# Boston to Seattle?



## nr272 (Mar 7, 2007)

I was thinking of taking a trip this summer (probably July or August) to Seattle to visit a good friend I haven't seen in forever. I was wondering if anybody has suggestions/warnings/advice/etc. for my journey. I'll probably be low on cash so I was thinking of doing coach the whole way. Would this be extremely unfomfortable and impractical? This is my first time traveling out west and my first long distance trip on Amtrak so I'm really lookng forward to this!

P.S. I looked on Amtrak's website and it looks like the Lake Shore Limited from Boston to Chicago then the Empire Builder from Chicago to Seattle will be the quickest and cheapest route.


----------



## rmgreenesq (Mar 8, 2007)

Greetings and welcome aboard.

I've traveled across the country in coach before. Its not too bad. On Track On Line has lots of useful advice for train travel. You may find that web page here.

My wife, four year old daughter and I rode frm Worcester, MA to Fullerton, CA and enjoyed every minute or it. I'm planning to do it again over Christmas.. in coach again. If you want a feel for crossing the country in coach all about, you may read my travelogue here.

The seats do take some getting used to. A multi-day train trip in coach is kinda like camping. You really don't sleep well the first night becasue of your new surroundings. After spending my first full day on the train exhausted from lack of sleep, I have no problem sleeping on the train.
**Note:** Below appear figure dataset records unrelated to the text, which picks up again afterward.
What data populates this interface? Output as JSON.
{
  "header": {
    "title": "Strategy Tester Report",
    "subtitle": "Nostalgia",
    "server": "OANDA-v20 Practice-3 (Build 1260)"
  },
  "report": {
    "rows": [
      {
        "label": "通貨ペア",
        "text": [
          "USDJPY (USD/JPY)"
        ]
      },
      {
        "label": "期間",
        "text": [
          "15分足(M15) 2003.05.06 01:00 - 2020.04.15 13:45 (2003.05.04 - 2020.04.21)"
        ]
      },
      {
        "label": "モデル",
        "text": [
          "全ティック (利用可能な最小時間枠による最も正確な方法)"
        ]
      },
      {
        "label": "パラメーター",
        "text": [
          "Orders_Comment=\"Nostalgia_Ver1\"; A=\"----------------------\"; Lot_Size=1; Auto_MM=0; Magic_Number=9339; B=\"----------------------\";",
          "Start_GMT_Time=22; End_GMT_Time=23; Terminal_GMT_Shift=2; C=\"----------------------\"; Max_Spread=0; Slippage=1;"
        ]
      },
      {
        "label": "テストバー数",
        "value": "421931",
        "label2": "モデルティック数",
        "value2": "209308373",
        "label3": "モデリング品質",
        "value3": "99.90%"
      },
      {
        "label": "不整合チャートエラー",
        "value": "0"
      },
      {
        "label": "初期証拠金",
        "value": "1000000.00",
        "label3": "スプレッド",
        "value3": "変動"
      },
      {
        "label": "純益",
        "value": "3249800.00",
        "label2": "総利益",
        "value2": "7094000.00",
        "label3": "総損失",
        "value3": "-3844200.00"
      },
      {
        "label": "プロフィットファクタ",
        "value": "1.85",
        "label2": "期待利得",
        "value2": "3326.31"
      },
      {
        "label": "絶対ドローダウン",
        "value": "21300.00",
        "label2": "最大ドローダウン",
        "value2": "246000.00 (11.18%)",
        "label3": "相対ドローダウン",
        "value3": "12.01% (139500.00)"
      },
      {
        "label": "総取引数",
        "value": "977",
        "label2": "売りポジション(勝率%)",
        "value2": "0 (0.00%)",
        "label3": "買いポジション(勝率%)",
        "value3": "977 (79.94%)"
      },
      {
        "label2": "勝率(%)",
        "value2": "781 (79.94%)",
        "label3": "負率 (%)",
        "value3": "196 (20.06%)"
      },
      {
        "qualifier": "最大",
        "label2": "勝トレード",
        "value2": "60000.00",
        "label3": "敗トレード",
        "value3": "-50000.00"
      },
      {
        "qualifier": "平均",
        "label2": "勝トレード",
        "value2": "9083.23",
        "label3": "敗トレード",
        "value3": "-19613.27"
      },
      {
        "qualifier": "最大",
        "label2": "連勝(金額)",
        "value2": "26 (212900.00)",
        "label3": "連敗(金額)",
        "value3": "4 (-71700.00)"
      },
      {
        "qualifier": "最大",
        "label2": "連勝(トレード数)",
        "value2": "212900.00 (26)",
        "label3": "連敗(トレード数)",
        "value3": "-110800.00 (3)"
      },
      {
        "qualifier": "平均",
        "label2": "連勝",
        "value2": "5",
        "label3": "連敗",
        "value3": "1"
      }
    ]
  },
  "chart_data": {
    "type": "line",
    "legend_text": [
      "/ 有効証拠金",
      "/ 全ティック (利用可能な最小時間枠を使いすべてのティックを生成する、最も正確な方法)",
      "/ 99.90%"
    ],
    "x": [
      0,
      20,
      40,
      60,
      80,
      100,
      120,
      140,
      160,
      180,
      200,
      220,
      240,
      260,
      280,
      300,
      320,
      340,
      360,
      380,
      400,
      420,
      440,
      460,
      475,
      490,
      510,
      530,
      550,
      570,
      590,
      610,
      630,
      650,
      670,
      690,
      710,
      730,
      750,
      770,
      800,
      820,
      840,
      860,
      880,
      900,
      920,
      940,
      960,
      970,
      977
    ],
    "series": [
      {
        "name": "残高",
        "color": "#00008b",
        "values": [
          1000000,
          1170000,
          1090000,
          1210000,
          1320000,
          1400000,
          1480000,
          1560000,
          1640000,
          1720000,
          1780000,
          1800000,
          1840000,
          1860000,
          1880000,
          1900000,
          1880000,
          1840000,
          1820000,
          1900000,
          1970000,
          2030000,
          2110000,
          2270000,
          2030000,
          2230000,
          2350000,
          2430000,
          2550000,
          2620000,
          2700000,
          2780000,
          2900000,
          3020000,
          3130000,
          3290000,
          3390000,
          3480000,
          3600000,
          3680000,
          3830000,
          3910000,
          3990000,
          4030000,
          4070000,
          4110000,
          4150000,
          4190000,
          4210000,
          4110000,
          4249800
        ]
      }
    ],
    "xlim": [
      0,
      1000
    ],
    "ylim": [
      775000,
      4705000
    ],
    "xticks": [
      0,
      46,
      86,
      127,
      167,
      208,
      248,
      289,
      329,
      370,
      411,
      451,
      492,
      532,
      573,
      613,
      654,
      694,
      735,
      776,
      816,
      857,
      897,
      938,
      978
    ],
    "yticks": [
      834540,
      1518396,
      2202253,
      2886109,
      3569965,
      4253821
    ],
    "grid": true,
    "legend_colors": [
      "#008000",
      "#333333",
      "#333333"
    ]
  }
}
Boston to Seattle via Chicago on the Lakeshore and Empire builder would be the fastest way to do it. You also might want to try Providence to Seattle and see what you get. Amtrak.com may route you down to Washington and then onto Chicago via the Empire Builder. Check the price of this and compare it against Boston. It may or may not be cheaper. It is longer, but at least you'd have different scenery to look at.

Rick


----------



## nr272 (Mar 8, 2007)

rmgreenesq said:


> Greetings and welcome aboard.
> I've traveled across the country in coach before. Its not too bad. On Track On Line has lots of useful advice for train travel. You may find that web page here.
> 
> My wife, four year old daughter and I rode frm Worcester, MA to Fullerton, CA and enjoyed every minute or it. I'm planning to do it again over Christmas.. in coach again. If you want a feel for crossing the country in coach all about, you may read my travelogue here.
> ...


Thanks for the reply!

That was a great trip report you made - it is very reassuring. It sounds like I shouldn't have any issues with sleeping in coach. You are right that the other alternate route is down to Washington and then Chicago via the Capital Limited, but it seems to be more expensive.... though putting in different dates gives you slightly different prices.

I was thinking of taking a one day layover in Chicago to look around a bit. I've also heard that the Lake Shore Limited is frequently late, so I wouldn't want to miss my connection.


----------



## AlanB (Mar 8, 2007)

nr272 said:


> I was thinking of taking a one day layover in Chicago to look around a bit. I've also heard that the Lake Shore Limited is frequently late, so I wouldn't want to miss my connection.


Adding a layover could increase your overall cost for the trip, as Amtrak will charge you a bit more. On the other hand if you really want to enjoy Chicago, then go for it.

As for missing your connection, that's Amtrak's problem to deal with. If the westbound Lake Shore fails to arrive in time to connect with the westbound from Chicago, they will either hold the other train, consider bussing you to catch up with the other train, or most likely getting you a hotel room and a meal allowance and then booking you on the next day's train at their expense.


----------



## nr272 (Mar 8, 2007)

AlanB said:


> nr272 said:
> 
> 
> > I was thinking of taking a one day layover in Chicago to look around a bit. I've also heard that the Lake Shore Limited is frequently late, so I wouldn't want to miss my connection.
> ...


Thanks for the info. I don't think a one night's stay would do justice for Chicago anyway.


----------



## AmtrakFan (Mar 10, 2007)

nr272,

As a Chicago Area Resident, you would need more then one night in Chicago. Amtrak will ususally put you up in a Hotel either Downtown or by the Airport.


----------